The driving logic for smaller government comes down to the difficulty in managing complexity. Business tends to focus along narrow lines and once there is no synergy between product A and service B it will divest part of the company or split the enterprise. Alternatively the business will outsource part of its activities to another group. Companies that get too complex to manage tend to fail. But government services rarely fail; they simply give poorer service and raise taxes to their captive constituency. And when they give away a service private companies can’t compete.
Our Federal government and large state governments have gotten so large and complex that they are simply incapable of managing the complexity. No corporate CEO could manage it either, and I have far more faith in our top CEOs than I do with our professional politicians dealing with this complexity. The CEO loves simplicity; the politician tends towards trying to do everything for everyone.
And government can rarely differentiate between what people say they want and what they are really are willing to pay for since most of the prices for their services have no relationship to the cost of providing the service. What are the odds of a government-run airline deciding that customers were not really willing to pay for meals on their flights or the added costs of assigned seating like Southwest Airlines did. This fundamental change never would have withstood the onslaught on the media and unhappy customers complaining about the lack of the meals they were “entitled” to.

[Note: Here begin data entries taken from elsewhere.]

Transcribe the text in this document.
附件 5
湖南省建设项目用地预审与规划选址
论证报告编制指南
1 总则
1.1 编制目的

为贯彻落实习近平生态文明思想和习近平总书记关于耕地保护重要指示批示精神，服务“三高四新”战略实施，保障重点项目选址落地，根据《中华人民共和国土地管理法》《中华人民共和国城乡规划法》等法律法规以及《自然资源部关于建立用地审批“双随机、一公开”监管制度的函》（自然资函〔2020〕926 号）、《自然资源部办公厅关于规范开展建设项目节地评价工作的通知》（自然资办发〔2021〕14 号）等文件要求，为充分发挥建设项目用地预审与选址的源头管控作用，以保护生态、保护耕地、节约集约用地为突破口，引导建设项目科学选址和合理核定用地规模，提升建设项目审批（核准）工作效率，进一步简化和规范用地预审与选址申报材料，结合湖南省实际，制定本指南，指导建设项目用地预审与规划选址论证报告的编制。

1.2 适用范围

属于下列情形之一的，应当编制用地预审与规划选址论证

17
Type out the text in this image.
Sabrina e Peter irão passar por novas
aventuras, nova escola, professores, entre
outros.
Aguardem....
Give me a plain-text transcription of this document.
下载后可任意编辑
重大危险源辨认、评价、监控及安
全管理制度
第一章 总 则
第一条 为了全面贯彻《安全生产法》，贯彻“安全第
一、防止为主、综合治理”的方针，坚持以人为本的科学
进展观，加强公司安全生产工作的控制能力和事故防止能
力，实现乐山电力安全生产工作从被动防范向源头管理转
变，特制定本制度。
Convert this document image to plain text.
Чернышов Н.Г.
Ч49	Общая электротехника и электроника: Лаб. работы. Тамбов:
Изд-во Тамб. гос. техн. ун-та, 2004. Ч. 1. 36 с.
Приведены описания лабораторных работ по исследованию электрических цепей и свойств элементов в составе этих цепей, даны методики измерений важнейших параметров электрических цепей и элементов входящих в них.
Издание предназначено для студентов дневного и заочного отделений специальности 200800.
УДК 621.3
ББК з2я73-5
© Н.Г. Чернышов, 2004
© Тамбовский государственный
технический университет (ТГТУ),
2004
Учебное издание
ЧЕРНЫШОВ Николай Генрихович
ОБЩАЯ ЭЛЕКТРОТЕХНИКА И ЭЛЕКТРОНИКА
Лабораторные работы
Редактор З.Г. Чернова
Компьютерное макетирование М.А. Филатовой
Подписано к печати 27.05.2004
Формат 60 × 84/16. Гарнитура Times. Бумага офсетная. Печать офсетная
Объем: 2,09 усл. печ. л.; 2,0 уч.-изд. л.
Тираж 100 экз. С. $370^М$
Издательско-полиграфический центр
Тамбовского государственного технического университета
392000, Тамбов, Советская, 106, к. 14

The answer is to stop government providing services that can be found in the private sector – this means education, and this means health care. It does not include national defense, police, immigration and border patrol. Government can still subsidize some education (although this leads to other distortions) but removes the government from running these complex activities. Our government just isn’t capable of handling the complexity just like the Soviet government was never built to make the millions of economic decisions that needed to be made in the old USSR.